Rund zwei Dutzend Gebäude gingen in Flammen auf - auch der Hof der Familie Wiedemann. Werner und seine Familie versteckten sich im Keller. Nach dem Gefecht versuchten sie, Tiere und Habseligkeiten zu retten. Das Pferd einer Flüchtlingsfamilie, die sie bei sich aufgenommen hatten, starb, weil es auf ein stromführendes Kabel trat.
Eines Morgens war die Kirche verschwunden
In dieser Zeit ging Christa in Glösa, heute ein Stadtteil von Chemnitz, zur Schule - bis der Krieg auch dorthin kam. "Unser Schulweg dauerte 45 Minuten. Wenn Fliegeralarm war, mussten wir uns entweder im Schulhaus im Keller verstecken oder uns auf den Heimweg machen. Wenn dann Tiefflieger kamen, warfen wir uns einfach in den Graben", erinnert sich die heute 92-Jährige. Eines morgens war die Kirche neben der Schule plötzlich verschwunden - ein Trümmerhaufen. "Überall war Blut im weißen Schnee. Die Schreie der Kinder höre ich heute noch."
Mit dem Einmarsch der Roten Armee wurde die Angst noch größer. "Nachts schrien Frauen und Mädchen um Hilfe, aber niemand traute sich, rauszugehen. Wir hatten das Glück, dass uns jemand half, uns auf einem Heuboden zu verstecken." Auch Plünderungen waren an der Tagesordnung. "Mein Fahrrad haben wir im Garten vergraben - sie haben es zum Glück nicht gefunden." Gleichzeitig erinnert sie an die geschichtliche Wahrheit: "Der Krieg ging von deutschem Boden aus.

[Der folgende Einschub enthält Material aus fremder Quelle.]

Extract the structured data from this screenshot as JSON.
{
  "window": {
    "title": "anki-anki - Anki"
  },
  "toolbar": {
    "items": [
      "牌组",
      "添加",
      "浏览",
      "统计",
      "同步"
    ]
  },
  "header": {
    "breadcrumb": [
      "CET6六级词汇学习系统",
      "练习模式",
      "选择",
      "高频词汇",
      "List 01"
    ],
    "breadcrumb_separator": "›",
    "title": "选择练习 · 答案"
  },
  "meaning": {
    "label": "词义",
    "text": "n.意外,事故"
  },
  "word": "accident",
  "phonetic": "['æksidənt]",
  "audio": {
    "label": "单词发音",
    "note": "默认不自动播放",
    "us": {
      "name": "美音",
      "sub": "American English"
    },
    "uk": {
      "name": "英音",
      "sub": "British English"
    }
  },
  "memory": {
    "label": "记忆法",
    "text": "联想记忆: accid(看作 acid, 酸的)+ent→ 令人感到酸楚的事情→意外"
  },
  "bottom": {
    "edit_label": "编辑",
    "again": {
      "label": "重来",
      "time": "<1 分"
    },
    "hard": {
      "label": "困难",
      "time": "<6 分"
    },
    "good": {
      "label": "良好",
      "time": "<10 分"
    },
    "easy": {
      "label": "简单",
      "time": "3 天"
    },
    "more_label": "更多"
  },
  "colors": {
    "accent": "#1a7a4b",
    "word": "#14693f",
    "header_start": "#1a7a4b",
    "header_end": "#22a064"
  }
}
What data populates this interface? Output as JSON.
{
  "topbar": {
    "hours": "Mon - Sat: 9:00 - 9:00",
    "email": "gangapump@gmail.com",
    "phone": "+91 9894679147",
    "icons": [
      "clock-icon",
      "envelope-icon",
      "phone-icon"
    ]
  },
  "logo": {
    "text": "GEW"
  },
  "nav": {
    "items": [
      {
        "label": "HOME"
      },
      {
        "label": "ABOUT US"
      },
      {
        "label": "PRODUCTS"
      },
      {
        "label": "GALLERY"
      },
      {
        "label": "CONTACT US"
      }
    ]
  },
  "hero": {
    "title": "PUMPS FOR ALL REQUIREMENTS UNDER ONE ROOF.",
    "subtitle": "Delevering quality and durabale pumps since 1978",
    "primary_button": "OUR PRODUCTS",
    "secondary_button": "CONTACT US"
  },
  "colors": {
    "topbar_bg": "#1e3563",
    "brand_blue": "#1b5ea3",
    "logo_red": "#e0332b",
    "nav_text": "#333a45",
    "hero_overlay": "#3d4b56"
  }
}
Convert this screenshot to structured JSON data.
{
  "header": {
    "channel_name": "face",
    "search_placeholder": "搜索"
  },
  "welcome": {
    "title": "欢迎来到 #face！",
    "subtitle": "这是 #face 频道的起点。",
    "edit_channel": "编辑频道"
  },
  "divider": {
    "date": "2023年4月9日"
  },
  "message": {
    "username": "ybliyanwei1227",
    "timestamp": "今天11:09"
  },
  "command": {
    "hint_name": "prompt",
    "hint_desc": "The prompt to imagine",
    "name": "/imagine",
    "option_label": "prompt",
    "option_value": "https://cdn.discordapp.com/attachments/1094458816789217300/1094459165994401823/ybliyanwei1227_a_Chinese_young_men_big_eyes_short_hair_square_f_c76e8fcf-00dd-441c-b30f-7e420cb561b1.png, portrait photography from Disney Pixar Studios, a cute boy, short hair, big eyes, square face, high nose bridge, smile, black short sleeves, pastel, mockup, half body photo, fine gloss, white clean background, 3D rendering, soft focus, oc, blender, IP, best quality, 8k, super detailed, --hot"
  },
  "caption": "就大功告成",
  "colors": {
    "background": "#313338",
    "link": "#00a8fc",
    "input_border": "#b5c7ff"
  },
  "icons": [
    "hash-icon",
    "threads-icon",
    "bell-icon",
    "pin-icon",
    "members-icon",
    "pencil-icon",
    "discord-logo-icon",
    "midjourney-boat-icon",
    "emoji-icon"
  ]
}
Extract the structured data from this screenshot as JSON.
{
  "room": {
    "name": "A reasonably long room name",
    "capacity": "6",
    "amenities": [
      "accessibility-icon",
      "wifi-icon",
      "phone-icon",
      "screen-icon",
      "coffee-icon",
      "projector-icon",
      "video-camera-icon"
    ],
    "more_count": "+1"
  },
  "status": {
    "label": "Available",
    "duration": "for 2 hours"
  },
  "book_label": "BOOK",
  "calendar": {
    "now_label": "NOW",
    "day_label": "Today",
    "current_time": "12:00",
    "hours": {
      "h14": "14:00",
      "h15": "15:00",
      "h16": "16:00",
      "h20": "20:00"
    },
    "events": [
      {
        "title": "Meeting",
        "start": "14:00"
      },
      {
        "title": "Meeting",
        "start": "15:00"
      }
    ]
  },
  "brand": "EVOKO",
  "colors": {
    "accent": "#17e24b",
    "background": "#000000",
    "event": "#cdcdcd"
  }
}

Das darf man nie vergessen."
Neubeginn in Ottendorf: "Die Vertriebenen taten mir leid"
1947 kam Christa als 15-Jährige nach Ottendorf, um als Landwirtschaftsgehilfin zu arbeiten. Dort lernte sie dann auch Werner kennen. In Erinnerung geblieben sind ihr aus der damaligen Zeit auch die vielen Vertriebenen, die nach dem Krieg im Ort ankamen. "Natürlich fragte man sich, wo all diese Menschen unterkommen sollten. Aber mir taten sie leid. Sie kamen mit Handwagen, einem kleinen Säckchen und ihren Kindern auf der Autobahn angelaufen".
Ein Appell aus Erfahrung: Erinnern heißt Verantwortung
Christa Wiedemann ist überzeugt: Auch Soldaten aus Ottendorf, die gefallen sind, verdienen ein ehrliches Gedenken. "Sie wollten doch auch Frieden. Sie hofften auf Heimkehr zu Frau und Kindern, Eltern - leider vergebens." Umso mehr bedauert Christina Wiedemann, dass die kleine Gedenktafel, die in die Mauer vor der Grundschule eingelassen wurde, nicht sonderlich ehrend wirkt. "Unsere traurige Platte", nennt sie sie. "Früher hat eine Frau aus dem Dorf sich darum gekümmert. Aber jetzt verwildert das Denkmal jedes Jahr mehr. Es wäre schön, wenn diese wieder einmal auf Vordermann gebracht wird."
Blick mit Sorge auf die Ukraine
Heute blickt die 92-Jährige mit Sorge auf die Lage in der Ukraine. "Dass Russland wieder einen Krieg führt, ist unerträglich. Die Angst, dass auch Deutschland hineingezogen wird, ist riesengroß." Ihre Botschaft an die Nachwelt ist klar: "Gerade jetzt dürfen wir die Vergangenheit nicht aus den Augen verlieren. Es gibt nicht mehr viele, die den Krieg erlebt haben. Deshalb ist es wichtig, dass man darüber spricht - und dass man auch die Kriegsereignisse in kleinen Orten wie Ottendorf nicht vergisst."